У нее срывался голос. Лара показывала свою слабость, и он не мог этого не заметить. Слезы, которые она сдерживала, пока вела машину, наполнили глаза; она видела его, как в тумане.
Лара повернулась к нему спиной и вставила ключ в замок. Во всяком случае, попыталась вставить, но она плохо видела и никак не могла попасть в замочную скважину.
Кей протянул руку из-за ее спины.
— Давайте я.
— Убирайтесь.
Он отобрал у нее ключ, легко вставил его в замок и открыл дверь. Раздался сигнал тревоги. Кей вошел в дом впереди нее и сразу же направился к щитку сигнализации.
— Какой у вас код?
Она хотела послать его к черту, вышвырнуть из дома собственными руками, но у нее не нашлось сил ни на то, ни на другое.
— Четыре ноль четыре пять.
Он нажал на кнопки, и гудение прекратилось.
— Не думайте, что вы в выигрыше, раз знаете код, — проговорила она плаксиво. — Я его завтра изменю.
— Где у вас кофейник?
— На кухне. Зачем он вам?
— Да потому что вы совсем раскисли, того и гляди перевернетесь вверх тормашками. Чашка крепкого черного кофе поможет вам избавиться от ваших бед, уж не знаю, какие они у вас.
— Вы моя беда. Оставьте меня в покое, и все будет в порядке. Неужели вам трудно это сделать? Прошу вас. Это ведь так просто. Уходите!

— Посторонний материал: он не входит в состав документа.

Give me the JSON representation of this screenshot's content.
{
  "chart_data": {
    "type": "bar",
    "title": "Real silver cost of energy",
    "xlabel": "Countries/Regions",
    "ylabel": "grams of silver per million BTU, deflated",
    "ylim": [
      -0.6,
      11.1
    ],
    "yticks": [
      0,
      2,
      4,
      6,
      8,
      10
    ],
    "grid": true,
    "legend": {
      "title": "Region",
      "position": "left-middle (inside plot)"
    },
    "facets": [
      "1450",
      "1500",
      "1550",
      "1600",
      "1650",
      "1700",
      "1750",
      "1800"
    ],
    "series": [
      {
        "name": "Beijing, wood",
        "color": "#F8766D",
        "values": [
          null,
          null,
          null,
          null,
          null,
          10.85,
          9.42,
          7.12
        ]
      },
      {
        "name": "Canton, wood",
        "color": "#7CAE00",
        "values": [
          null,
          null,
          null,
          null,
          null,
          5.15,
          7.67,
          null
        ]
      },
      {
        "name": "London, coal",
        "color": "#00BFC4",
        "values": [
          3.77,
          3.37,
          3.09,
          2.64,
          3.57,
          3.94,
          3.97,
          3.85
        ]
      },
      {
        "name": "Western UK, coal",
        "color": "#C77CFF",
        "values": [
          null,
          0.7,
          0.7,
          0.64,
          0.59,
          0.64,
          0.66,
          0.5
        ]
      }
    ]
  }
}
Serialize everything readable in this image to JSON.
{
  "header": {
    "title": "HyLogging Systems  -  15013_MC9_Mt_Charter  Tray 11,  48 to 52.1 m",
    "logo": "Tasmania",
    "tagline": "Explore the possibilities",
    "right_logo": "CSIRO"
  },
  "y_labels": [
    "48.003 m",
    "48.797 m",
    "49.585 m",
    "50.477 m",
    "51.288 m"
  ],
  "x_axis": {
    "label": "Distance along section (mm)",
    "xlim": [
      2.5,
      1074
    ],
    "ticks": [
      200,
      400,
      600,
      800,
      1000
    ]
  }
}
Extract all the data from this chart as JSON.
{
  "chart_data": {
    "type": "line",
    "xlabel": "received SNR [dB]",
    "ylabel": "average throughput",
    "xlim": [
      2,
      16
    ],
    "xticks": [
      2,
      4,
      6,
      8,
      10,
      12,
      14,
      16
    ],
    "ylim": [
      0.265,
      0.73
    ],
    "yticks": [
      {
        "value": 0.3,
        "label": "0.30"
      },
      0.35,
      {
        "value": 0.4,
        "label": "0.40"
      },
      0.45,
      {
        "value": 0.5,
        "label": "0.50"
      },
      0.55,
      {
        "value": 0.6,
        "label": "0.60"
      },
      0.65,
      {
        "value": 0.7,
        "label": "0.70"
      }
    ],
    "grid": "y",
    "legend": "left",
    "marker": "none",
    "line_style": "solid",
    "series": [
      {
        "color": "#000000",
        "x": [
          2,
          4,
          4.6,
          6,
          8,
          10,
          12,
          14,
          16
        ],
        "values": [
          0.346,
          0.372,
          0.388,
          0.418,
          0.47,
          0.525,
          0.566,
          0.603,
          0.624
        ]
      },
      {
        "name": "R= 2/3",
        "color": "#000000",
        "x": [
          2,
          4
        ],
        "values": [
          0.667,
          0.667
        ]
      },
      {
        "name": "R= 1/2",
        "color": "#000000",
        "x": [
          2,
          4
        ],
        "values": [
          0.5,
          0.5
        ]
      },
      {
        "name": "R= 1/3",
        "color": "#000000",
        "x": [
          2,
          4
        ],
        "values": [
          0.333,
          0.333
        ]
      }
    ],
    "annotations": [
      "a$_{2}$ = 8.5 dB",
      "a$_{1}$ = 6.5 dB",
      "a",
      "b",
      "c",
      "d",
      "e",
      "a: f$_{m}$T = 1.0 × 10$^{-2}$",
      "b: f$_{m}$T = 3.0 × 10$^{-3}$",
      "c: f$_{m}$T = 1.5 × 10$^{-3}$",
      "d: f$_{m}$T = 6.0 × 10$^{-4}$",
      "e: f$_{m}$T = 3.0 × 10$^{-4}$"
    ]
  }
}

Ей совсем не хотелось унижаться перед ним, но Пара уже не контролировала ситуацию. Ее голос сорвался на двух последних словах. Она хотела показать ему рукой на дверь, но вместо этого прижала ее к губам, заглушая рыдание; колени подогнулись, и она упала на ближайшее кресло. Слезы ручьями хлынули из глаз. Плечи затряслись. Несмотря на все ее старания, она не смогла сдержать громких всхлипываний.
Положив руку на спинку кресла, а на нее голову, Лара дала волю слезам. Она позабыла о своей гордости. Печаль, горечь, боль вырвались наконец наружу; слишком долго их держали взаперти, чтобы сразу загнать обратно.
Кей, к его чести, не задавал ненужных вопросов и не выражал сочувствия. Темнота в комнате в какой-то степени скрывала ее позор. Она плакала до тех пор, пока у нее не разболелась голова. Потом Лара несколько минут сидела, спрятав лицо в руках, и остатки рыданий сотрясали ее тело. Они постепенно затихали, Лара все еще вздрагивала, но взрыв эмоций был уже позади.
В конце концов она подняла голову, ожидая, что он стоит рядом, наблюдая за спектаклем. Однако в комнате никого не оказалось, но неяркий свет из кухни проникал в коридор. Лара с трудом поднялась на ноги, пригладила волосы и направилась туда.
Кей стоял, прислонившись к плите. В кухне горел только свет над плитой, освещавший горелки. Его лицо было в тени; он пил кофе из дымящейся чашки. Кей нашел бутылку бренди и поставил ее на кухонный прилавок. Лара почувствовала душистый аромат бренди, смешивающийся с запахом свежесваренного кофе.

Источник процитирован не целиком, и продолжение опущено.